There are many conditions that could have you stumbling to stand straight, and some are very serious. These causes of balance problems include:

  • Untreated ear or sinus infections
  • Stroke
  • Multiple sclerosis
  • High blood pressure
  • Low blood pressure

Loss of balance can come from not getting enough fluids or drinking too much alcohol. Also, conditions such as low sodium (hyponatremia) can lead to confusion and disorientation.

In short, if you have a balance concern, the risks of not seeing a doctor can be severe. You may be able to resolve some balance conditions quite easily. However, you and your doctor may need to address any condition that’s connected to serious, underlying health issues.

Those who want to maintain a life of mobility and independence should listen to their body and act accordingly. Balance is something that we all need, and without it, life can become unsatisfying and possibly even dangerous.

Questions to ask yourself about balance

It can be difficult to admit when balance issues occur. Many fear it will lead to discovering a scary diagnosis or possibly signal to others that you aren't able to take good care of yourself. However, when you don’t treat balance problems, they can cause a serious issue to go undiagnosed and possibly even contribute to life-threatening falls.

Ask yourself the following questions. If you answer “yes” to any of them, consult your doctor.

  • Do I ever feel like I am falling, even when I’m not?
  • Do I find it easier to fall?
  • Do I frequently stumble, stagger, or sway when doing simple activities?
  • Am I ever confused about what time it is or where I am at?
  • Do I experience light-headedness or a feeling like I may "blackout" or faint?
  • Do I even feel like part of my body or even my whole body is moving when it isn’t?
  • Is blurry vision happening more often?

Your primary care doctor can point in the right direction of a specialist well-versed in these issues. It could be a head issue, neck or back issue, or something with your ears, nose, or throat. Since so many things can lead to balance difficulties, it's best not to try to diagnose it on your own.

What to do while resolving balance problems

After you’ve seen a physician, you may have a solid plan in place to handle what causes balance problems. In the meantime, you can take steps to minimize falls and work through your treatment:

  • Create a safe home environment by removing trip and fall hazards, such as loose carpeting, cords, uneven surfaces, and slippery surfaces.
  • Keep your living space well-lit.
  • Wear appropriate shoes at all times, especially those that fit well and have non-slip soles. Keep your laces tied or skip them completely with Velcro fasteners.
  • Use supportive devices as you move around, such as walkers or canes. Make sure they are securely set up and have non-stick bottoms, too.
  • Avoid ladders, step stools, or stairs while you feel dizzy. If this isn't possible, invest in high-quality assistive devices that won't slide or collapse while using them.
  • Get in and out of the bath or shower carefully. Use handrails or other accessories that help to keep you balanced while transitioning in and out. If you can use showers temporarily, consider it.
  • Take your time getting up from a seated position. This includes not rushing to get out of bed in the morning. Slow and steady really does make the most sense.
  • Have a plan for if you fall, including an emergency phone or medical alert service, if possible.
  • Tell your doctor if you have fallen or have fall concerns. Some issues may be made worse by your current medications. They can help assess your current dosage and make adjustments, even if just temporarily, while you recover your balance.

One other thing to consider is in-home help.

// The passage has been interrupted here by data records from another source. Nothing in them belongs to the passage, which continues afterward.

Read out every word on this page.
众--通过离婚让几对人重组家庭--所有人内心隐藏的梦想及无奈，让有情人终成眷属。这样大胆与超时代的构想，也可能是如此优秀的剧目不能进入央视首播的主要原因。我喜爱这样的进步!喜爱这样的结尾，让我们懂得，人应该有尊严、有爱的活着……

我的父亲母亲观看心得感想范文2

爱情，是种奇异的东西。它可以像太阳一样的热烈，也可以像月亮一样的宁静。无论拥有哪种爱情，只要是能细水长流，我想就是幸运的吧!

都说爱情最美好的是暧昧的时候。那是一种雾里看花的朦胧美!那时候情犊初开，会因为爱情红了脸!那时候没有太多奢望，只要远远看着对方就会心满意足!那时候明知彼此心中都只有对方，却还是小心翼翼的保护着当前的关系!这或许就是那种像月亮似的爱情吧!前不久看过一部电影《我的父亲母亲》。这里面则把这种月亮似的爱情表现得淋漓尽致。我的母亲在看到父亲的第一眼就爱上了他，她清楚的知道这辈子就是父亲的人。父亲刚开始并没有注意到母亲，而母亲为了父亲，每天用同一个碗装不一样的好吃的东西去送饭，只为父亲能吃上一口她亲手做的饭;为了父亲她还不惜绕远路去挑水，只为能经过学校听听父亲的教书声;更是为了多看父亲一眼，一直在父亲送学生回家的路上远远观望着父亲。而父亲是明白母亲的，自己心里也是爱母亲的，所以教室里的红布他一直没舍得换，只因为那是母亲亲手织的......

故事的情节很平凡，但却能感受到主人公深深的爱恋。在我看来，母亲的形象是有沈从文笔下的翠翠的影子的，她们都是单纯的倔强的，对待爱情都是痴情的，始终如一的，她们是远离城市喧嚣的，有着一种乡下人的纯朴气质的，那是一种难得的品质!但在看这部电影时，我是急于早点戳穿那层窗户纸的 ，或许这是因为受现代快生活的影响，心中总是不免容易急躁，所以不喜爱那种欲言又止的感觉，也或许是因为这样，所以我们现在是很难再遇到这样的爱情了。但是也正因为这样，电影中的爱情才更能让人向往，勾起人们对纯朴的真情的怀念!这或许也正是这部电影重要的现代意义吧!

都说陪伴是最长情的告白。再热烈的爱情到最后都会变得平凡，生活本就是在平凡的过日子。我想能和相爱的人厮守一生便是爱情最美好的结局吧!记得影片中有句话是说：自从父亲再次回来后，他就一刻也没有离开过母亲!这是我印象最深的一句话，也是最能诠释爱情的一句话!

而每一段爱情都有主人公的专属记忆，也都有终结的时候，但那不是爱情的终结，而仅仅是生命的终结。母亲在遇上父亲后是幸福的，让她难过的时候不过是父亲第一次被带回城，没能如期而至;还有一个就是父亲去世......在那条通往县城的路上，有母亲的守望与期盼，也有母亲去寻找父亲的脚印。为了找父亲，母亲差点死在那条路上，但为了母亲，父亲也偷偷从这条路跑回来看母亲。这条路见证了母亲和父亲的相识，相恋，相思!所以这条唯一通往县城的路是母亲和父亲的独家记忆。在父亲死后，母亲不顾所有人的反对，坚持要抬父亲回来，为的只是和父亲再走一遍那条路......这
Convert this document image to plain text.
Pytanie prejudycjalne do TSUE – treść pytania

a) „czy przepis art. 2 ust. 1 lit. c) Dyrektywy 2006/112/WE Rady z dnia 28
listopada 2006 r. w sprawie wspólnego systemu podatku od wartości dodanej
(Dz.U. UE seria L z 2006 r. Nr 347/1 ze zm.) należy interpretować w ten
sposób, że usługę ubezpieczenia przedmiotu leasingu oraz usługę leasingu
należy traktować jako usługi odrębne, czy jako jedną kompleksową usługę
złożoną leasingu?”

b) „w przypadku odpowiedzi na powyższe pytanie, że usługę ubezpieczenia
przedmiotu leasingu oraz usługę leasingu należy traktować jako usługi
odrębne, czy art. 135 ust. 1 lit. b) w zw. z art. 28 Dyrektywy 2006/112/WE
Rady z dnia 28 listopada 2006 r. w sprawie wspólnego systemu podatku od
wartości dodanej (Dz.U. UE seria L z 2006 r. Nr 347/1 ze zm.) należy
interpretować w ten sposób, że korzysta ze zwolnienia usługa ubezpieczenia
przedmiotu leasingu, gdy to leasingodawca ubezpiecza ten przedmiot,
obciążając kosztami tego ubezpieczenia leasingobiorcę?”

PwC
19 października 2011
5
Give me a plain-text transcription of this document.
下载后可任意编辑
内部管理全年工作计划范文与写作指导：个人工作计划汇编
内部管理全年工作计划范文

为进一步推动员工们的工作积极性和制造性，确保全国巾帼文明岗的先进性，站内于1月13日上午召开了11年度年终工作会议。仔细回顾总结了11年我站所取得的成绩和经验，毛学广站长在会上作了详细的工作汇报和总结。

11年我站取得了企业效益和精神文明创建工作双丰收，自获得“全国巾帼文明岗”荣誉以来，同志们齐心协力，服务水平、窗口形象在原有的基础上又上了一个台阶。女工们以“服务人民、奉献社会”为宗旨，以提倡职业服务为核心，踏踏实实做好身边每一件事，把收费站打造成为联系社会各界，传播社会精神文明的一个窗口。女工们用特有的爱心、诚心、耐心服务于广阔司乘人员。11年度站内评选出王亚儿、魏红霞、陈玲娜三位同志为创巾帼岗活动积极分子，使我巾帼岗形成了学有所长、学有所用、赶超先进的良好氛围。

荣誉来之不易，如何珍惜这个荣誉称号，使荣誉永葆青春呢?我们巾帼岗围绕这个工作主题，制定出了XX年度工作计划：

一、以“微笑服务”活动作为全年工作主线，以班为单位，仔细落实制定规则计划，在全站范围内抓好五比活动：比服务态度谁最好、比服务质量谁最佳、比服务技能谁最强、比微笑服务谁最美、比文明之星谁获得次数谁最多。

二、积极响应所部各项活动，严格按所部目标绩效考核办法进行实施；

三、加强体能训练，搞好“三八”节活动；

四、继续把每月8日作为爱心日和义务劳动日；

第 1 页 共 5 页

Whether you hire a handyman to change your light bulbs or have someone come in for more hands-on assistance with changing, bathing, or cooking, it may be worthwhile investing in an extra set of stable hands if your budget allows.

Bottom line

You may experience a loss of balance with age for the first time. Or, you may have a long history with some of these issues. Whatever your experience, you can often find relief or some form of treatment. Just make sure to talk to your doctor to find out the best way to address these concerns.